Question

A reproductive clinic had a success rate of 25% of patients with live births in 2008. They want to update their success rate (the proportion of live births) for 2020. If they want their estimate to be within 2.5%, how many patient's results should they sample if they plan to use a 99% confidence interval? Round your answer up to the nearest integer.

Answer 1

They should sample the results of 1990 patient results.

Explanation:

In a sample with a number n of people surveyed with a probability of a success of
`\pi`, and a confidence level of
`1-\alpha`, we have the following confidence interval of proportions.

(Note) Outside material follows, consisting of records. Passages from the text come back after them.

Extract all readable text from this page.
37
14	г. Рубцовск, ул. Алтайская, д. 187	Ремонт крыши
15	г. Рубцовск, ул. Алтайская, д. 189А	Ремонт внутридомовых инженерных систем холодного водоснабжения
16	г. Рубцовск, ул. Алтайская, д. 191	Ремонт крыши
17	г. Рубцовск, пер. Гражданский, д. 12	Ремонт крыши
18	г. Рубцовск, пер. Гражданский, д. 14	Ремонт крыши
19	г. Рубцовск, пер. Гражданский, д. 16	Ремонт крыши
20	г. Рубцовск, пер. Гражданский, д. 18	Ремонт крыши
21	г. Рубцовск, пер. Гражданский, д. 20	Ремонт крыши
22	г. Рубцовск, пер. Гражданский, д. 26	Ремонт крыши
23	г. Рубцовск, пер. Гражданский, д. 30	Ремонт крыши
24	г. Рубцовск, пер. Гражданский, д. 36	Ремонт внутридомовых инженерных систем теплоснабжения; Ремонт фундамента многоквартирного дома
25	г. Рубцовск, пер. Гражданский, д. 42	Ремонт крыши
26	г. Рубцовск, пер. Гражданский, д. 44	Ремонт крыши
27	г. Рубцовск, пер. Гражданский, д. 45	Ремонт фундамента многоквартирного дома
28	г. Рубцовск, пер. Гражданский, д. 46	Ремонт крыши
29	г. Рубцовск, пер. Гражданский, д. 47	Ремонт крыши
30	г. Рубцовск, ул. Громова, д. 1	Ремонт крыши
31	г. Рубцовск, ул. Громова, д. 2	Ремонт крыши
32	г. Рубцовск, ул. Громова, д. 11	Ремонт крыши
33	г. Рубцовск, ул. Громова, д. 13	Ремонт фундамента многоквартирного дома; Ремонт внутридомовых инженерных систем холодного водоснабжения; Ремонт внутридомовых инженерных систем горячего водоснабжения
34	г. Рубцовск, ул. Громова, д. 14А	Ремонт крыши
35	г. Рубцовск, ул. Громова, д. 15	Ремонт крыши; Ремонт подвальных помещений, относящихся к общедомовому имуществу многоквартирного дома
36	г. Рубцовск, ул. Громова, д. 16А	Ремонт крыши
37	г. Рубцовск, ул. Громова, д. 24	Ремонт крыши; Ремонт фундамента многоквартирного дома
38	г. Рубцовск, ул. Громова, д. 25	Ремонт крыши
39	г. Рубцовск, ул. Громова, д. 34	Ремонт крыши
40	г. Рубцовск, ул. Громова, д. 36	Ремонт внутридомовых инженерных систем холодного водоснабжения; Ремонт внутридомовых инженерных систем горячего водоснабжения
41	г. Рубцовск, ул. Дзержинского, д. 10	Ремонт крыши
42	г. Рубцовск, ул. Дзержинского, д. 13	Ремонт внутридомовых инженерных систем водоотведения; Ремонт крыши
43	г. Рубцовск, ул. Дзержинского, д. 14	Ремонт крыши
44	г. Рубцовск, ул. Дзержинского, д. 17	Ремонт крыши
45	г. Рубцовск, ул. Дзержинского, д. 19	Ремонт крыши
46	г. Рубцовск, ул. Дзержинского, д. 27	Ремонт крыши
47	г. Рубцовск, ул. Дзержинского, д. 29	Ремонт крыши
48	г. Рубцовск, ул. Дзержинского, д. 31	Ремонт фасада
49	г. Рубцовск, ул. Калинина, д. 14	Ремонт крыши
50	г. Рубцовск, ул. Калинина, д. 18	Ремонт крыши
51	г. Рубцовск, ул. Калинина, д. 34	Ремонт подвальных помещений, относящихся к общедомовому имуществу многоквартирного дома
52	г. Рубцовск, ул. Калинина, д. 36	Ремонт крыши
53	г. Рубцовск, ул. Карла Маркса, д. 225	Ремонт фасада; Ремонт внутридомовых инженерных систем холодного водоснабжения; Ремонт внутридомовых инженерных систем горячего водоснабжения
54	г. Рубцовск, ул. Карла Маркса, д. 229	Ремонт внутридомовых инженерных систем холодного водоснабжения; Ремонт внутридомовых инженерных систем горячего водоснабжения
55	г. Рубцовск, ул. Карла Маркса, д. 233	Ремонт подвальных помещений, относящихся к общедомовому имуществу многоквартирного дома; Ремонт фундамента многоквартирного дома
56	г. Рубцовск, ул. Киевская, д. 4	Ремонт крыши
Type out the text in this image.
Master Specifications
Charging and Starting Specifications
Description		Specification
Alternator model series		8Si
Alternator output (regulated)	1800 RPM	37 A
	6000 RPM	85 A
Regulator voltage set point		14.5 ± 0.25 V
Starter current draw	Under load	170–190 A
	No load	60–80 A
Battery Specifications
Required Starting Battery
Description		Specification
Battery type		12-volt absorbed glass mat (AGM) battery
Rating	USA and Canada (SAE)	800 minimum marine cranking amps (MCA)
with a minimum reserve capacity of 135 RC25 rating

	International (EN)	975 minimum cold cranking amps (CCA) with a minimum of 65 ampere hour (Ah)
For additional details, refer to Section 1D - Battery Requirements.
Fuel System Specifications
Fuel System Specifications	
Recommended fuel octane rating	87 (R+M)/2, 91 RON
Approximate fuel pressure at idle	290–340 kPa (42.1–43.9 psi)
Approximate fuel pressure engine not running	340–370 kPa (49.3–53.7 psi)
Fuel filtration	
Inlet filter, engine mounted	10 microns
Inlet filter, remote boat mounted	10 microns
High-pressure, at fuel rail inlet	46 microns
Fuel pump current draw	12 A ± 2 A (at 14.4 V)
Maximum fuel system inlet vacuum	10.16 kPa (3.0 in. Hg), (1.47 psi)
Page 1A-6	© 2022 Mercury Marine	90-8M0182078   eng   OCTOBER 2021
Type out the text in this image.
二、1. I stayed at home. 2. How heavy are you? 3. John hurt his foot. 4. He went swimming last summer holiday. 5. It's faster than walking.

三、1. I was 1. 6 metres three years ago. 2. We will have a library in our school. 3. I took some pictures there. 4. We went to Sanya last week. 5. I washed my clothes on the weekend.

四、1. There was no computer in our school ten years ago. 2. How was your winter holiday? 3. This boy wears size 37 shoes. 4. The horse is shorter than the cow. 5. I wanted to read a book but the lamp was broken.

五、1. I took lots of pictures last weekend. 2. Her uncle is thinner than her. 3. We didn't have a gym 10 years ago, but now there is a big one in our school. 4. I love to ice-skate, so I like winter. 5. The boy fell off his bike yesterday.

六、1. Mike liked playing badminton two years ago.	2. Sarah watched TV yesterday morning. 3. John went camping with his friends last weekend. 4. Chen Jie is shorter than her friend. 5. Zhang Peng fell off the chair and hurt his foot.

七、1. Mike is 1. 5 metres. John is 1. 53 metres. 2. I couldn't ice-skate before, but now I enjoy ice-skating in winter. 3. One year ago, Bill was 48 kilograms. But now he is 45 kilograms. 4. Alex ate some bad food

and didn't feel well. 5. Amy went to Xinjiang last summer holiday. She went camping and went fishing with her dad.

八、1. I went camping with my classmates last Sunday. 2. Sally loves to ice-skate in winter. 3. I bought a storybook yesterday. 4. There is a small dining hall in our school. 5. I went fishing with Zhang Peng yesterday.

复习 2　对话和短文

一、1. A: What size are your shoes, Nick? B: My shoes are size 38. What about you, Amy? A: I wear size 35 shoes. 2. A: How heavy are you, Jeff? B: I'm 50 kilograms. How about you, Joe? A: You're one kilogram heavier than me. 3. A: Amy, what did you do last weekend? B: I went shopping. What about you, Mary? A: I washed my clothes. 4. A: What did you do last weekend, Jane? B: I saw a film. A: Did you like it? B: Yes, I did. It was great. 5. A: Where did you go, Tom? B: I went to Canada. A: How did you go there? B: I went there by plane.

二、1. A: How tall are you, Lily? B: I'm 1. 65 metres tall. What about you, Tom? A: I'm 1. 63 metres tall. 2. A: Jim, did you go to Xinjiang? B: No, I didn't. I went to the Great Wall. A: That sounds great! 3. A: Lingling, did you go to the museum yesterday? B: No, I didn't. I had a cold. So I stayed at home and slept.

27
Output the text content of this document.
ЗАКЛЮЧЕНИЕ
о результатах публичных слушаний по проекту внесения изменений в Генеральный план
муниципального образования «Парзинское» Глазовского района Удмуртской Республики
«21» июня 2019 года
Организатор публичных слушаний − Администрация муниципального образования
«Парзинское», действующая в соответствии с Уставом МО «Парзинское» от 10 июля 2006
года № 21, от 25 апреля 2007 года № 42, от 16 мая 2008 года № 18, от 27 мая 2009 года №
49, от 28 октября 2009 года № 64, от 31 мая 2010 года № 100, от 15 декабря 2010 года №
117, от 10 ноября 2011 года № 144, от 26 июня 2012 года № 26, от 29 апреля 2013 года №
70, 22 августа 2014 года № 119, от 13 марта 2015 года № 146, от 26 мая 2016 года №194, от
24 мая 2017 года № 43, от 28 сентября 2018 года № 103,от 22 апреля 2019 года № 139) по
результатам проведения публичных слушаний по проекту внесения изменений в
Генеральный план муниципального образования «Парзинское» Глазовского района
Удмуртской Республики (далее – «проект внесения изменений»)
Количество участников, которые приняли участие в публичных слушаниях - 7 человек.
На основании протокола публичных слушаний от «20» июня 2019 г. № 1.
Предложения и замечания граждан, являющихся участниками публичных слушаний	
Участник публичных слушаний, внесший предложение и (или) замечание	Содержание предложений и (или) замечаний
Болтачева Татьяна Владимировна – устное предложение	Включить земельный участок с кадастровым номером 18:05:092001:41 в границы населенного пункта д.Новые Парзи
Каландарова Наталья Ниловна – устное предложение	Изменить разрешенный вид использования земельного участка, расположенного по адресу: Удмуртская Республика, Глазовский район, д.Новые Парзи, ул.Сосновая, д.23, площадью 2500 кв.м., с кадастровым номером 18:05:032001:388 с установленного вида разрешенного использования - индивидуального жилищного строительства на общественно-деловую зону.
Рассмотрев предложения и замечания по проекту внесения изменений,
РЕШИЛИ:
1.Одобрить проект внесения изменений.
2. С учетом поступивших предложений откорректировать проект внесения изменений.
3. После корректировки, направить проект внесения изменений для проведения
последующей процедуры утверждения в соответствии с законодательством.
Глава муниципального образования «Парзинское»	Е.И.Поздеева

`\pi \pm z\sqrt{(\pi(1-\pi))/(n)}`

In which

z is the z-score that has a p-value of
`1 - (\alpha)/(2)`.

The margin of error is of:

`M = z\sqrt{(\pi(1-\pi))/(n)}`

A reproductive clinic had a success rate of 25% of patients with live births in 2008.

This means that
`\pi = 0.25`

99% confidence level

So
`\alpha = 0.01`, z is the value of Z that has a p-value of
`1 - (0.01)/(2) = 0.995`, so
`Z = 2.575`.

If they want their estimate to be within 2.5%, how many patient's results should they sample if they plan to use a 99% confidence interval?

They should sample n patients.

n is found for
`M = 0.025`. So

`M = z\sqrt{(\pi(1-\pi))/(n)}`

`0.025 = 2.575\sqrt{(0.25*0.75)/(n)}`

`0.025√(n) = 2.575√(0.25*0.75)`

`√(n) = (2.575√(0.25*0.75))/(0.025)`

`(√(n))^2 = ((2.575√(0.25*0.75))/(0.025))^2`

`n = 1989.2`

Rounding up:

They should sample the results of 1990 patient results.